Por exemplo, você conhece a experiência dos pés, dos dedos ou a experiência do braço esquerdo, do braço direito e você diz: “Isso sempre está comigo... Esses pés andam comigo e eu ando sobre estes pés... Eu me movimento e movimento essas mãos, esses braços. Isso sempre está comigo!”. Quando você diz isso, a ideia é de que existe o corpo presente e “alguém” presente dentro do corpo, nessa experiência; na experiência dos pés, dos braços, das mãos. É como se houvesse uma separação entre aquele que está dentro do corpo e o próprio corpo, mas o que você precisa perceber é que quem está dizendo isso é só o pensamento; é esse sentido que nós chamamos de “mente”. Mas, na verdade, toda essa experiência é um jogo na Consciência e não tem “alguém” nisso; não tem “alguém” dentro do corpo, que tenha os pés, as mãos e os braços. Só tem essa Consciência! Essa Consciência tem os pés, as mãos, os braços, o piso, o assoalho onde este corpo está assentado, e tudo é Ela.
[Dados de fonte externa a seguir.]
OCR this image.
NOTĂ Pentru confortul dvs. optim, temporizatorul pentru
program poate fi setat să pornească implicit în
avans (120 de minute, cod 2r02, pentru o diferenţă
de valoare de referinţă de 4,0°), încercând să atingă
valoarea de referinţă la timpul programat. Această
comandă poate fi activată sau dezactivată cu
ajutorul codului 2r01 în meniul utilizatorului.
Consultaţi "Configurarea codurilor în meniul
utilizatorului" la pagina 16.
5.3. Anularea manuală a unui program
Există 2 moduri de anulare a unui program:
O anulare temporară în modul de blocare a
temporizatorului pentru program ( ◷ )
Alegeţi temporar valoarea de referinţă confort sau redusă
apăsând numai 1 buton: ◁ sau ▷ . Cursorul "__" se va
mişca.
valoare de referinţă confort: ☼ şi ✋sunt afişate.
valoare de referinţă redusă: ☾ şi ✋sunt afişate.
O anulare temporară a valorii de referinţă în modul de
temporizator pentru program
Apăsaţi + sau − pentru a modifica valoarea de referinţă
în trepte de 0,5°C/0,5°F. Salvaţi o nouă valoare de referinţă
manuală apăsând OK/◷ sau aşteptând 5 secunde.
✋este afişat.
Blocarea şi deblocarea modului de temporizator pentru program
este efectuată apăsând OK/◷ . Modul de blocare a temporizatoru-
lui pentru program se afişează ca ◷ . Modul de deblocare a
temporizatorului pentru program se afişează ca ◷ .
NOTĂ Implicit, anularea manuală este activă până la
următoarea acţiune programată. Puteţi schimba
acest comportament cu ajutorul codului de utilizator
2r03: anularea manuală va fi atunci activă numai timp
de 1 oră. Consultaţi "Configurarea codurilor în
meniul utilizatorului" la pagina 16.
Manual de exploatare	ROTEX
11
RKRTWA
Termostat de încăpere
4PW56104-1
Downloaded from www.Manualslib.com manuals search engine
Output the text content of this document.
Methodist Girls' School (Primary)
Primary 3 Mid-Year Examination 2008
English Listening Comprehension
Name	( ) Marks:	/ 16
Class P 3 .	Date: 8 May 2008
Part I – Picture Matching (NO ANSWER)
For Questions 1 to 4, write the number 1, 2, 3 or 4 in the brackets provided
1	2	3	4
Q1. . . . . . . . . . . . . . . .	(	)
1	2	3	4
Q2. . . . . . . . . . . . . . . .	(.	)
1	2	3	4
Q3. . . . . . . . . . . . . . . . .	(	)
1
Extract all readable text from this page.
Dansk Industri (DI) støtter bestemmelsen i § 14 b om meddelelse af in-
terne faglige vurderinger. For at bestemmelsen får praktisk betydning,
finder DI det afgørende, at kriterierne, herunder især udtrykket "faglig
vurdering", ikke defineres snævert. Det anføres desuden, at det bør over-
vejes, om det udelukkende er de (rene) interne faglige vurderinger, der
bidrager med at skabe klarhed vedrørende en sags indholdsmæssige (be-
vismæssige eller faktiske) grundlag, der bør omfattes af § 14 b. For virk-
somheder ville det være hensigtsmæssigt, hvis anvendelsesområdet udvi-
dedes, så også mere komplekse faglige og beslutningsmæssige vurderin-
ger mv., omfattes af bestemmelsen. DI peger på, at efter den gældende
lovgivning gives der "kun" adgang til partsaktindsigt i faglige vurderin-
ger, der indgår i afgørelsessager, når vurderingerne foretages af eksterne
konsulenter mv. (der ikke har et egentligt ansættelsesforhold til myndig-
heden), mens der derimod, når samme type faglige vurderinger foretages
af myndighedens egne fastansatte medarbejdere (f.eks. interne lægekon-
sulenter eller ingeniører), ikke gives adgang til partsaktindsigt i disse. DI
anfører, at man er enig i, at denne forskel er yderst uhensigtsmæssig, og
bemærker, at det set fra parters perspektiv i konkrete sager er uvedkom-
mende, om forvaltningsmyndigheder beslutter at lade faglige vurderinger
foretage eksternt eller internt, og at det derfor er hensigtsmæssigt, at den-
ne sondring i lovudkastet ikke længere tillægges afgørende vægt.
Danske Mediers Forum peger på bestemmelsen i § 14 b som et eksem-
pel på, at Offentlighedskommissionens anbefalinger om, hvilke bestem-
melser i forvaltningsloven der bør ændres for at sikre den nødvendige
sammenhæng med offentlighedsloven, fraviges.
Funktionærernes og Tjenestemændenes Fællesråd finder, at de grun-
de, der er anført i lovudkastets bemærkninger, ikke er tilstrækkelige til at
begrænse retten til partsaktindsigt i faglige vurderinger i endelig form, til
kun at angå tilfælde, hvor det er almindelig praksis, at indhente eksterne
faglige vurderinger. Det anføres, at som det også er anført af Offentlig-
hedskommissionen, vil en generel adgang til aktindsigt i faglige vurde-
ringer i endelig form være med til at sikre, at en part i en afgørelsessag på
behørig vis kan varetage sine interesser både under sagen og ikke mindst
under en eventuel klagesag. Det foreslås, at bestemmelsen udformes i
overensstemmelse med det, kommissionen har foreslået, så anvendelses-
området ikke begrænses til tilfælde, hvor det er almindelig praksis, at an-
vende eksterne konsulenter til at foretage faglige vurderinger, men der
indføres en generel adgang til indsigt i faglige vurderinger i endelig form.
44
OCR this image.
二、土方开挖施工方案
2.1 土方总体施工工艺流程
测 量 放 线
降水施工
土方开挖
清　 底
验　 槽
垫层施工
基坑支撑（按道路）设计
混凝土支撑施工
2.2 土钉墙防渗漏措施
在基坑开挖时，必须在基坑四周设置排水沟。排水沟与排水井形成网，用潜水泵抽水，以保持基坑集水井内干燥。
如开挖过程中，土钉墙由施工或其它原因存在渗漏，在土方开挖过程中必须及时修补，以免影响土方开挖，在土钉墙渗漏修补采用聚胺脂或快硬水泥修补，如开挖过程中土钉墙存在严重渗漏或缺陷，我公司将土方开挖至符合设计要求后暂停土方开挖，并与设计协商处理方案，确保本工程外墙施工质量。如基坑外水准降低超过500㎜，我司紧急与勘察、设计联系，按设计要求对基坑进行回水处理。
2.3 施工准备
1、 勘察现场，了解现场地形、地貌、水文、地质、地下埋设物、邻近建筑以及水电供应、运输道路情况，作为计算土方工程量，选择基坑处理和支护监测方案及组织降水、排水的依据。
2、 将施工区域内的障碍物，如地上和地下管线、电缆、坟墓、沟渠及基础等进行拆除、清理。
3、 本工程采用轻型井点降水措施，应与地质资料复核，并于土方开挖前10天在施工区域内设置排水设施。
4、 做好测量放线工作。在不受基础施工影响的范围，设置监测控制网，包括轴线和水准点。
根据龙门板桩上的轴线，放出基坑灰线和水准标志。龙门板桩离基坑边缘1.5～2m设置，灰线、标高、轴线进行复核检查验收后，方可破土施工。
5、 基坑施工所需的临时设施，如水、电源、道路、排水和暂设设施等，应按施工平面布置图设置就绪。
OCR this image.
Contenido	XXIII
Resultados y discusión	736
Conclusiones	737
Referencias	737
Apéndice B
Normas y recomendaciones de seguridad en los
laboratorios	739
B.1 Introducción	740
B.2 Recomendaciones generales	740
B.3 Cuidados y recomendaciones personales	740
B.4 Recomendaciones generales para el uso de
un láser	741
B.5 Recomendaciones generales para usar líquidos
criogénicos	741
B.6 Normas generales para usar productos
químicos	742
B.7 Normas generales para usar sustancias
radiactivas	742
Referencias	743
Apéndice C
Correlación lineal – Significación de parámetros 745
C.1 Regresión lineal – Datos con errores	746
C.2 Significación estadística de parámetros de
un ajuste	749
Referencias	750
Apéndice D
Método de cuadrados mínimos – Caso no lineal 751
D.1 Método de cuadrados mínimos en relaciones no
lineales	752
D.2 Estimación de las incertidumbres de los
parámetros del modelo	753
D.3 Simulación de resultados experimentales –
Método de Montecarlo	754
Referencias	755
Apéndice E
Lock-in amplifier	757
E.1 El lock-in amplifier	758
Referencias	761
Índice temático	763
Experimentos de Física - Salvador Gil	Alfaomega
Não há separação!  

Não há nenhuma separação! Essa separação é criada pela imaginação, pelo pensamento. Então, não existe ninguém experimentando isso... Não existe! Vamos ver se a gente consegue compartilhar isso com você, de uma forma bem direta – isso chama-se Satsang. Há muitas falas por aí, mas essa aqui chama-se Satsang. 

Participante: Basta acreditar que é assim?  

Mestre Gualberto: Não! Não basta acreditar que é assim! É assumir que é assim. Acreditar é só um ato, também, volitivo, de boa vontade. Você tem a boa vontade e passa a acreditar; o outro tem má vontade e não quer acreditar. Isso é só um ato volitivo, um ato de desejo e de boa vontade. É necessário assumir Isso e você assume Isso abandonando a ilusão de que “você está aí nesta experiência”. Se você desaparece da experiência, ela continua e é uma experiência de Totalidade, de pura Consciência, de pura Realidade.  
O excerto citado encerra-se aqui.